Давид Иосифович рассказывал мне: в 1943 году (запамятовал, то ли весной, то ли ранним летом) его вызвал Щербаков и сказал, что в редакции «Красной звезды» слишком много «лиц одной национальности» (кстати, формулировка эта стала общепринятой у нашей номенклатуры и фигурирует во многих постановлениях ЦК и послесталинского времени) и рекомендовал «проредить». Ортенберг изумился и ответил ему с неслыханной дерзостью: «Уже сделано. Восемнадцать погибло на фронте».
Сильно сомневаюсь, что Давид Иосифович точно знал, какой национальности его подчиненные, сколько в редакции русских, украинцев, евреев (и уж наверняка не придавал этому никакого значения). Ему и в голову не могло прийти, что указание Щербакова — первый звонок начавшейся в стране многолетней антисемитской кампании.
А между тем в ту пору уже шла антиеврейская «культивация» кадров в Большом театре, в консерватории, на киностудии. 11 мая 1943 года Ольга Берггольц в письме Александру Фадееву (оно недавно опубликовано) жаловалась, что Якова Бабушкина, одного из руководителей ленинградского радио, хорошо и самоотверженно работавшего все время блокады, «глупо и хамски уволили из Радиокомитета, — ни за что, без всяких мотивировок, — дико сказать, но главным образом за …неарийское происхождение, т. к. у нас по этой линии проверяют и реконструируют ряд пропагандистских учреждений», «почему-то именно его снимают (впрочем, сняли и других руководителей-евреев и тоже зря), снимают без предупреждения, выставляют из Радиокомитета, без объяснения причин».
Но Большой театр, консерватория, кино — все это вряд ли попадало в поле зрения Ортенберга, целиком поглощенного войной и газетой. А если что-то и доходило до него, то он скорее всего считал, что это дикие, гнусные «выходки» каких-то разложившихся бонз, которых, конечно, призовут к порядку.

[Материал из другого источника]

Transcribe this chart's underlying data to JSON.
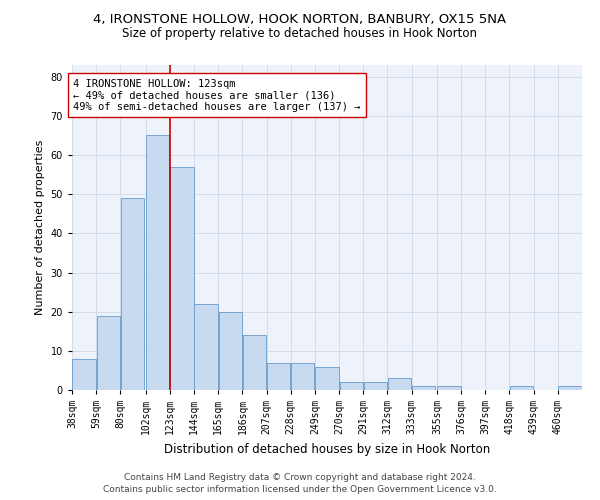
{
  "title_line1": "4, IRONSTONE HOLLOW, HOOK NORTON, BANBURY, OX15 5NA",
  "title_line2": "Size of property relative to detached houses in Hook Norton",
  "xlabel": "Distribution of detached houses by size in Hook Norton",
  "ylabel": "Number of detached properties",
  "footer_line1": "Contains HM Land Registry data © Crown copyright and database right 2024.",
  "footer_line2": "Contains public sector information licensed under the Open Government Licence v3.0.",
  "bin_labels": [
    "38sqm",
    "59sqm",
    "80sqm",
    "102sqm",
    "123sqm",
    "144sqm",
    "165sqm",
    "186sqm",
    "207sqm",
    "228sqm",
    "249sqm",
    "270sqm",
    "291sqm",
    "312sqm",
    "333sqm",
    "355sqm",
    "376sqm",
    "397sqm",
    "418sqm",
    "439sqm",
    "460sqm"
  ],
  "bar_heights": [
    8,
    19,
    49,
    65,
    57,
    22,
    20,
    14,
    7,
    7,
    6,
    2,
    2,
    3,
    1,
    1,
    0,
    0,
    1,
    0,
    1
  ],
  "bar_color": "#c8daf0",
  "bar_edge_color": "#6699cc",
  "vline_x_index": 4,
  "vline_color": "#cc0000",
  "annotation_line1": "4 IRONSTONE HOLLOW: 123sqm",
  "annotation_line2": "← 49% of detached houses are smaller (136)",
  "annotation_line3": "49% of semi-detached houses are larger (137) →",
  "annotation_box_color": "white",
  "annotation_box_edge_color": "#cc0000",
  "ylim": [
    0,
    83
  ],
  "yticks": [
    0,
    10,
    20,
    30,
    40,
    50,
    60,
    70,
    80
  ],
  "grid_color": "#d0d8e8",
  "bg_color": "#eef2fb",
  "title_fontsize": 9.5,
  "subtitle_fontsize": 8.5,
  "axis_label_fontsize": 8,
  "tick_fontsize": 7,
  "annotation_fontsize": 7.5,
  "footer_fontsize": 6.5
}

Он и тогда и даже много позже по идеологической наивности своей не мог взять в толк, что антисемитизм становится одним из краеугольных камней сталинской политики. Когда 30 июля 1943 года его вызвал Щербаков и, напомнив, что во время предыдущих конфликтов Ортенберг не раз заявлял ему, что готов в любой момент уехать в действующую армию на любую должность, сказал, что его просьба удовлетворена, и тогда Давид Иосифович не понял, что его снимают из-за того, что он еврей. Щербаков в разговоре с ним был хмур, скован, немногословен, и Давид Иосифович подумал, что он боится, как бы Ортенберг не обратился к Сталину, и решение о его снятии будет отменено (чего он делать не собирался — считал ниже своего достоинства). И впрямую спросить, за что снимают, тоже считал ниже своего достоинства. Спросил только, что он должен сказать коллективу, по каким мотивам меняют редактора. Реальную причину Щербаков назвать, разумеется, не мог, придумывать что-то другое не захотел: «Скажете: „Без мотивировки“».